Insulin signals the body to get rid of glucose at all costs. When glycolysis and glycogen formation are insufficient, excess glucose is converted to pyruvate, which is irreversibly changed to AcCoA by the pyruvate dehydrogenase reaction. Fatty acids are formed from this. Insulin also strengthens the activity of the pyruvate dehydrogenase complex.
Elongation and desaturation of fatty acids[edit | edit source]
FA synthase can only synthesize palmitate. Other FAs are synthesized by other enzymes. Chain lengthening (elongation) and the formation of unsaturated FAs (desaturation) takes place on the side of the ER membrane facing the cytosol and in the mitochondria.
A description of the exact course of elongation exceeds the scope of this text. We limit ourselves to noting that it is catalyzed by elongases.
Desaturases introduce double bonds into the FA chain (in the cis configuration). Mammals lack the enzymes catalyzing the entry of the double bond beyond C9 fatty acids. New double bonds are always introduced between an already existing double bond and a carboxyl group. Thus, mammals can not synthesize linoleic acid (18:2 cis Δ9, Δ12, belongs to ω-6 FA) or α-linolenic acid (18:3 cis Δ9, Δ12, Δ15, belongs to ω-3 FA) – both are essential. On the contrary, we can synthesize arachidonic acid (20:4 cis Δ5, Δ8, Δ11 a Δ14, ω-6 acid – it is formed by desaturation and elongation of linoleic acid), eicosapentaenoic acid (20:5 cis Δ5, Δ8, Δ11, Δ14a Δ17, ω-3 – arises from linolenic acid) či kyselinu dokosahexaenovou or docosahexaenoic acid (22:6 cis Δ4, Δ7, Δ10, Δ13, Δ16a Δ19, ω-3 – again arises from linolenic acid).

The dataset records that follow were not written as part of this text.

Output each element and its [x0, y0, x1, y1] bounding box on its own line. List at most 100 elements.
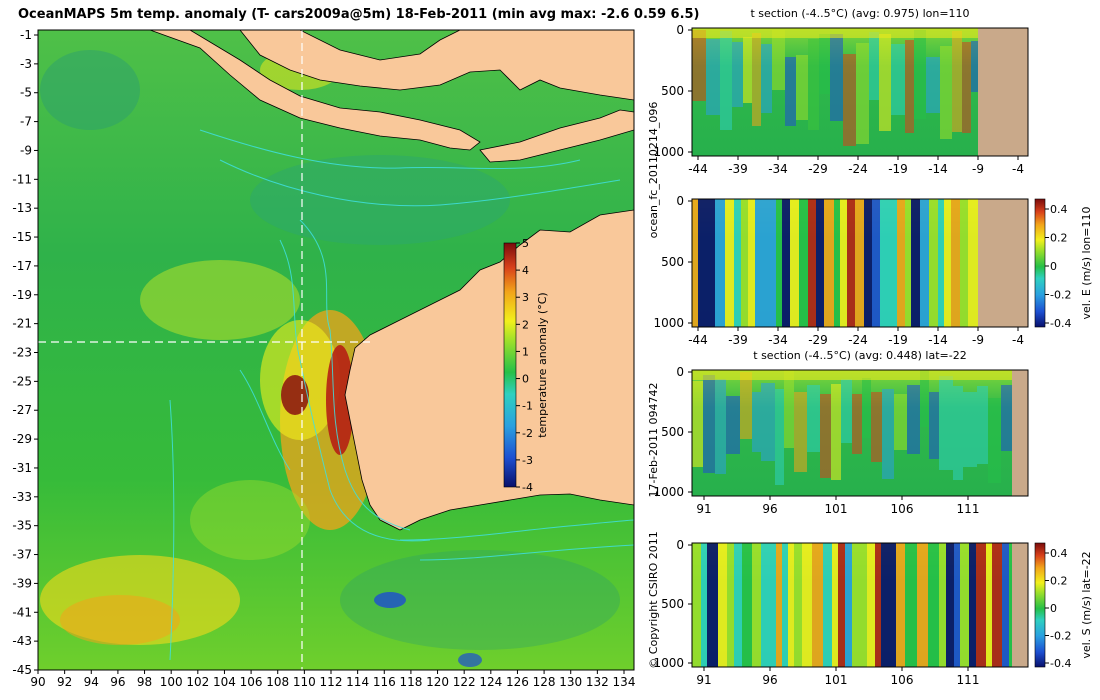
panel-stripe: [720, 31, 732, 130]
seabed-land: [978, 199, 1028, 327]
velocity-colorbar-label: vel. E (m/s) lon=110: [1080, 207, 1093, 320]
panel-stripe: [917, 543, 928, 667]
panel-title: t section (-4..5°C) (avg: 0.975) lon=110: [750, 7, 969, 20]
colorbar-tick-label: -4: [522, 481, 533, 494]
panel-stripe: [727, 543, 734, 667]
lat-tick-label: -31: [12, 461, 32, 475]
panel-stripe: [807, 385, 820, 452]
panel-stripe: [761, 383, 775, 461]
panel-x-tick-label: -34: [768, 333, 788, 347]
lat-tick-label: -33: [12, 490, 32, 504]
panel-x-tick-label: 106: [891, 673, 914, 687]
panel-stripe: [752, 33, 761, 126]
panel-stripe: [920, 370, 929, 427]
panel-stripe: [897, 199, 905, 327]
section-panel: t section (-4..5°C) (avg: 0.975) lon=110…: [653, 7, 1029, 176]
lat-tick-label: -23: [12, 346, 32, 360]
lon-tick-label: 116: [373, 675, 396, 689]
panel-stripe: [928, 543, 939, 667]
panel-x-tick-label: -29: [808, 162, 828, 176]
anomaly-patch: [190, 480, 310, 560]
land-java: [149, 30, 481, 151]
anomaly-patch: [40, 50, 140, 130]
lon-tick-label: 108: [266, 675, 289, 689]
panel-stripe: [880, 199, 889, 327]
panel-x-tick-label: -14: [928, 162, 948, 176]
panel-stripe: [881, 543, 887, 667]
panel-stripe: [1001, 385, 1012, 451]
longitude-ticks: 90 92 94 96 98 100 102 104 106 108 110 112 114 116 118…: [30, 670, 635, 689]
velocity-colorbar-label: vel. S (m/s) lat=-22: [1080, 551, 1093, 658]
panel-stripe: [743, 37, 752, 103]
panel-stripe: [845, 543, 852, 667]
lon-tick-label: 100: [160, 675, 183, 689]
lon-tick-label: 130: [559, 675, 582, 689]
panel-stripe: [905, 40, 914, 133]
panel-stripe: [831, 384, 841, 480]
panel-stripe: [929, 199, 938, 327]
panel-y-tick-label: 1000: [653, 485, 684, 499]
panel-x-tick-label: 96: [762, 673, 777, 687]
lat-tick-label: -43: [12, 634, 32, 648]
panel-stripe: [907, 385, 920, 454]
panel-stripe: [748, 199, 755, 327]
panel-stripe: [875, 543, 881, 667]
panel-stripe: [977, 386, 988, 464]
panel-stripe: [852, 543, 858, 667]
lon-tick-label: 114: [346, 675, 369, 689]
panel-stripe: [775, 389, 784, 485]
colorbar-tick-label: 0: [522, 373, 529, 386]
panel-stripe: [732, 42, 743, 107]
panel-x-tick-label: 101: [825, 502, 848, 516]
panel-stripe: [988, 398, 1001, 483]
panel-stripe: [782, 543, 788, 667]
panel-stripe: [847, 199, 855, 327]
lon-tick-label: 104: [213, 675, 236, 689]
panel-stripe: [864, 199, 872, 327]
panel-stripe: [755, 199, 766, 327]
panel-stripe: [960, 543, 969, 667]
lat-tick-label: -27: [12, 403, 32, 417]
bathymetry-contours: [169, 129, 634, 661]
panel-stripe: [879, 34, 891, 131]
panel-stripe: [992, 543, 1002, 667]
panel-stripe: [872, 199, 880, 327]
panel-stripe: [905, 543, 911, 667]
panel-stripe: [824, 199, 834, 327]
lon-tick-label: 134: [613, 675, 636, 689]
panel-y-tick-label: 500: [661, 597, 684, 611]
panel-stripe: [761, 44, 772, 113]
panel-stripe: [856, 43, 869, 144]
panel-stripe: [896, 543, 905, 667]
panel-stripe: [692, 543, 701, 667]
lon-tick-label: 92: [57, 675, 72, 689]
panel-stripe: [819, 34, 830, 94]
panel-x-tick-label: -19: [888, 162, 908, 176]
panel-stripe: [725, 199, 734, 327]
panel-stripe: [794, 543, 802, 667]
velocity-colorbar: [1034, 198, 1046, 328]
section-panel: 0 500 1000 -44 -39 -34 -29 -24 -19 -14 -9 -4 0.4 0.2 0…: [653, 194, 1093, 347]
panel-stripe: [834, 199, 840, 327]
panel-stripe: [953, 386, 963, 480]
panel-stripe: [708, 199, 715, 327]
panel-x-tick-label: -4: [1012, 162, 1024, 176]
lon-tick-label: 98: [137, 675, 152, 689]
panel-y-tick-label: 500: [661, 425, 684, 439]
velocity-colorbar-tick-label: -0.4: [1050, 657, 1071, 670]
panel-stripe: [954, 543, 960, 667]
panel-x-tick-label: -44: [688, 333, 708, 347]
panel-stripe: [812, 543, 823, 667]
latitude-ticks: -1 -3 -5 -7 -9 -11 -13 -15 -17 -19 -21 -23 -25 -27 -29…: [12, 28, 38, 677]
panel-stripe: [715, 379, 726, 474]
panel-stripe: [784, 370, 794, 448]
lat-tick-label: -15: [12, 230, 32, 244]
lon-tick-label: 90: [30, 675, 45, 689]
panel-stripe: [698, 199, 708, 327]
panel-x-tick-label: -4: [1012, 333, 1024, 347]
panel-stripe: [776, 199, 782, 327]
panel-stripe: [852, 394, 862, 454]
seabed-land: [1012, 370, 1028, 496]
panel-stripe: [887, 543, 896, 667]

As an example, we can cite the formation of oleoyl-CoA (cis Δ9) from stearoyl-CoA:
- Stearoyl-CoA + NADH + H+ + O2 → oleoyl-CoA + NAD+ + 2 H2O
The description of the exact course is again beyond the scope of this text.
Synthesis of triacylglycerols[edit | edit source]
In order for the newly synthesized fatty acids to fulfill the role of energy reserves, they must first be converted into triacylglycerols. Similar to fatty acids, most TAG is formed in liver cells and adipocytes. Their synthesis requires activated glycerol – glycerol-3-P, and activated fatty acids. Formation takes place on the endoplasmic reticulum .
Glycerol-3-P is produced mainly by reduction of dihydroxyacetone phosphate, the reaction is catalyzed by glyceraldehyde-3-P-dehydrogenase. A second source may be glycerol released by lipolysis. The latter is activated by phosphorylation catalyzed by glycerol kinase. Glycerol-3-P is then gradually combined with two acyl-CoA molecules (catalyzed by acyltransferases), phosphatidic acid is formed. A phosphate group is cleaved from it to form 1,2-diacylglycerol, which is esterified with the help of the last molecule of acyl-CoA – triacylglycerol is formed. TAGs formed in the liver are transported to adipose tissue wrapped in VLDL lipoprotein particles.